Você piscou e mais uma sigla surgiu nas conversas: ESG. Ou a extensão do que ela significa em Environmental (Ambiental), Social (Social) and Governance (Governança), que numa explicação objetiva e rápida, trata sobre as estratégias urgentes adotadas por empresas para que reduzam os impactos de uma sociedade menos desigual, racista, xenófoba, homofóbica e misógina.

Mas como isso poderia ser feito? Será que existem caminhos a serem investigados como possíveis dentro do cenário corporativo, e que interfira, de fato, na realidade vivida todos os dias por milhões de pessoas?

Na semana em que se comemora o Dia da Consciência Negra, e que foi precedida por mais um caso de de discriminação acontecido no Rio, em que uma funcionária de uma loja acusou uma cliente negra de furto, a coluna entrevista o advogado gaúcho Fabiano Machado da Rosa, especialista em Direito Empresarial, que acaba de lançar, junto da advogada Luana Pereira da Costa, especialista em Direito Antidiscriminatório, a obra “Compliance antidiscriminatório” (Thomson Reuters).

Na conversa com Fabiano, indicativos que servem de alerta às companhias que seguem centradas exclusivamente no lucro financeiro, esquecendo do principal: o engajamento e disposição para combater as feridas abertas de um país chamado Brasil.

Edu Carvalho: Antes de tudo: o que é preconceito e o que é discriminação?
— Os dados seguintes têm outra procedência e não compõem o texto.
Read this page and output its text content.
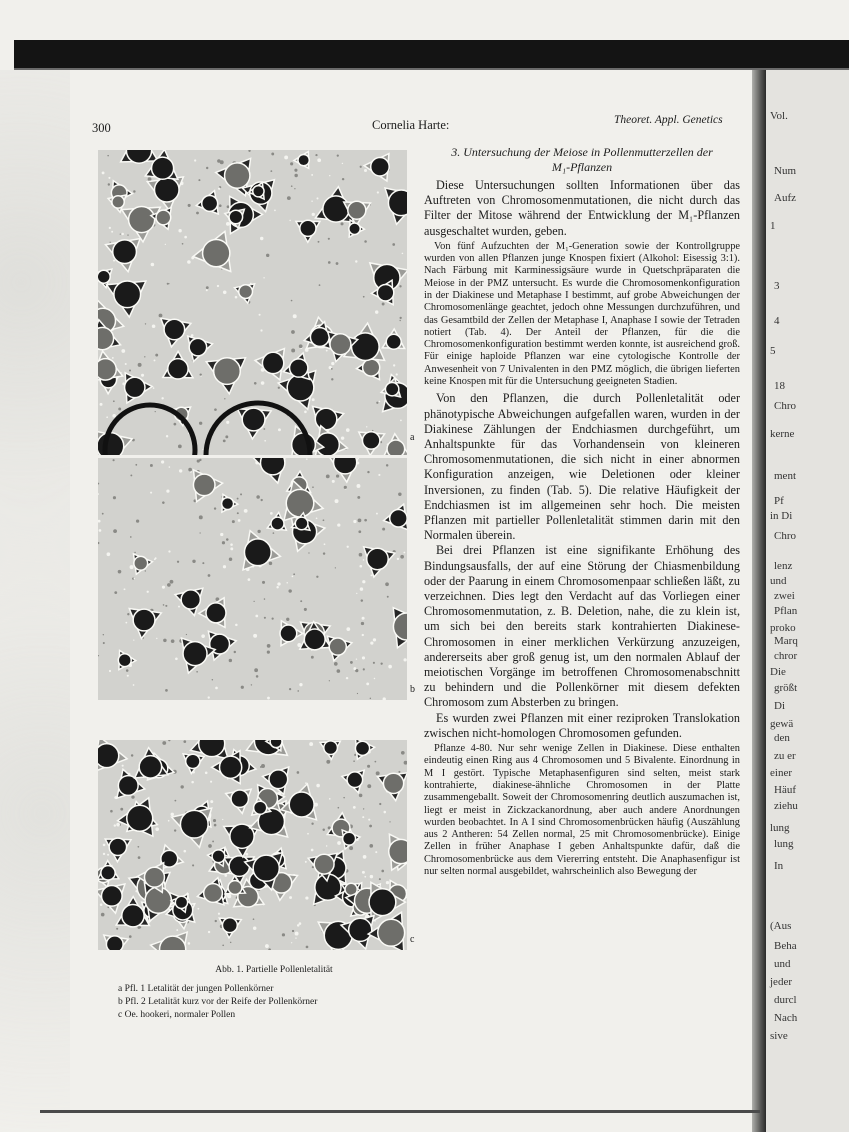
Vol.
Num
Aufz
1
3
4
5
18
Chro
kerne
ment
Pf
in Di
Chro
lenz
und
zwei
Pflan
proko
Marq
chror
Die
größt
Di
gewä
den
zu er
einer
Häuf
ziehu
lung
lung
In
(Aus
Beha
und
jeder
durcl
Nach
sive
300	Cornelia Harte:	Theoret. Appl. Genetics
a
b
c
Abb. 1. Partielle Pollenletalität
a Pfl. 1 Letalität der jungen Pollenkörner
b Pfl. 2 Letalität kurz vor der Reife der Pollenkörner
c Oe. hookeri, normaler Pollen
3. Untersuchung der Meiose in Pollenmutterzellen der
M₁-Pflanzen

Diese Untersuchungen sollten Informationen über das Auftreten von Chromosomenmutationen, die nicht durch das Filter der Mitose während der Entwicklung der M₁-Pflanzen ausgeschaltet wurden, geben.

Von fünf Aufzuchten der M₁-Generation sowie der Kontrollgruppe wurden von allen Pflanzen junge Knospen fixiert (Alkohol: Eisessig 3:1). Nach Färbung mit Karminessigsäure wurde in Quetschpräparaten die Meiose in der PMZ untersucht. Es wurde die Chromosomenkonfiguration in der Diakinese und Metaphase I bestimmt, auf grobe Abweichungen der Chromosomenlänge geachtet, jedoch ohne Messungen durchzuführen, und das Gesamtbild der Zellen der Metaphase I, Anaphase I sowie der Tetraden notiert (Tab. 4). Der Anteil der Pflanzen, für die die Chromosomenkonfiguration bestimmt werden konnte, ist ausreichend groß. Für einige haploide Pflanzen war eine cytologische Kontrolle der Anwesenheit von 7 Univalenten in den PMZ möglich, die übrigen lieferten keine Knospen mit für die Untersuchung geeigneten Stadien.

Von den Pflanzen, die durch Pollenletalität oder phänotypische Abweichungen aufgefallen waren, wurden in der Diakinese Zählungen der Endchiasmen durchgeführt, um Anhaltspunkte für das Vorhandensein von kleineren Chromosomenmutationen, die sich nicht in einer abnormen Konfiguration anzeigen, wie Deletionen oder kleiner Inversionen, zu finden (Tab. 5). Die relative Häufigkeit der Endchiasmen ist im allgemeinen sehr hoch. Die meisten Pflanzen mit partieller Pollenletalität stimmen darin mit den Normalen überein.

Bei drei Pflanzen ist eine signifikante Erhöhung des Bindungsausfalls, der auf eine Störung der Chiasmenbildung oder der Paarung in einem Chromosomenpaar schließen läßt, zu verzeichnen. Dies legt den Verdacht auf das Vorliegen einer Chromosomenmutation, z. B. Deletion, nahe, die zu klein ist, um sich bei den bereits stark kontrahierten Diakinese-Chromosomen in einer merklichen Verkürzung anzuzeigen, andererseits aber groß genug ist, um den normalen Ablauf der meiotischen Vorgänge im betroffenen Chromosomenabschnitt zu behindern und die Pollenkörner mit diesem defekten Chromosom zum Absterben zu bringen.

Es wurden zwei Pflanzen mit einer reziproken Translokation zwischen nicht-homologen Chromosomen gefunden.

Pflanze 4-80. Nur sehr wenige Zellen in Diakinese. Diese enthalten eindeutig einen Ring aus 4 Chromosomen und 5 Bivalente. Einordnung in M I gestört. Typische Metaphasenfiguren sind selten, meist stark kontrahierte, diakinese-ähnliche Chromosomen in der Platte zusammengeballt. Soweit der Chromosomenring deutlich auszumachen ist, liegt er meist in Zickzackanordnung, aber auch andere Anordnungen wurden beobachtet. In A I sind Chromosomenbrücken häufig (Auszählung aus 2 Antheren: 54 Zellen normal, 25 mit Chromosomenbrücke). Einige Zellen in früher Anaphase I geben Anhaltspunkte dafür, daß die Chromosomenbrücke aus dem Viererring entsteht. Die Anaphasenfigur ist nur selten normal ausgebildet, wahrscheinlich also Bewegung der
Fabiano Machado: Preconceito é conceito, e como conceito, ideia. E a ideia está dentro da cabeça do indivíduo. Discriminação é ação, e como ação, ela é concreta e acontece na vida, gera efeitos para terceiros. E isso é contra a lei, isso é crime.

Edu Carvalho: O livro acaba por fazer apontamentos importantes sobre o impacto da discriminação nas empresas. Como foi o processo de análise desses episódios? Fabiano Machado: Os casos escolhidos para o livros seguiram uma curadoria com alguns critérios, sendo eles: envolvimento de grandes companhias, porque influenciam para o bem e para o mal o mercado; casos que geraram processos judiciais com decisão em trânsito em julgado, porque não queríamos dar opiniões sobre os casos, queríamos relatar as consequências concretas e finais sobre; e a reverberação midiática, pra mostrar o quanto esses casos geram prejuízos reais em faturamento, de marca, imagem, engajamento. E um parâmetro: encontrar casos que cobrissem diferentes tipos de discriminação. Passamos e fizemos a reunião de todos os tipos de discriminação, seja de orientação sexual, gênero, raça, estética, algorítmica, etarismo e até capacitismo.

Edu: Existe maneira das empresas ficarem atentas ao que acontece não somente nos maiores cargos ou situações internas? Por exemplo, no atendimento a um cliente? Fabiano: As grandes empresas precisam, mais do que nunca, olhar pra dentro de seus ambientes internos e compreender como está sua cultura e como ela pode ser transformada, aperfeiçoada, melhorada.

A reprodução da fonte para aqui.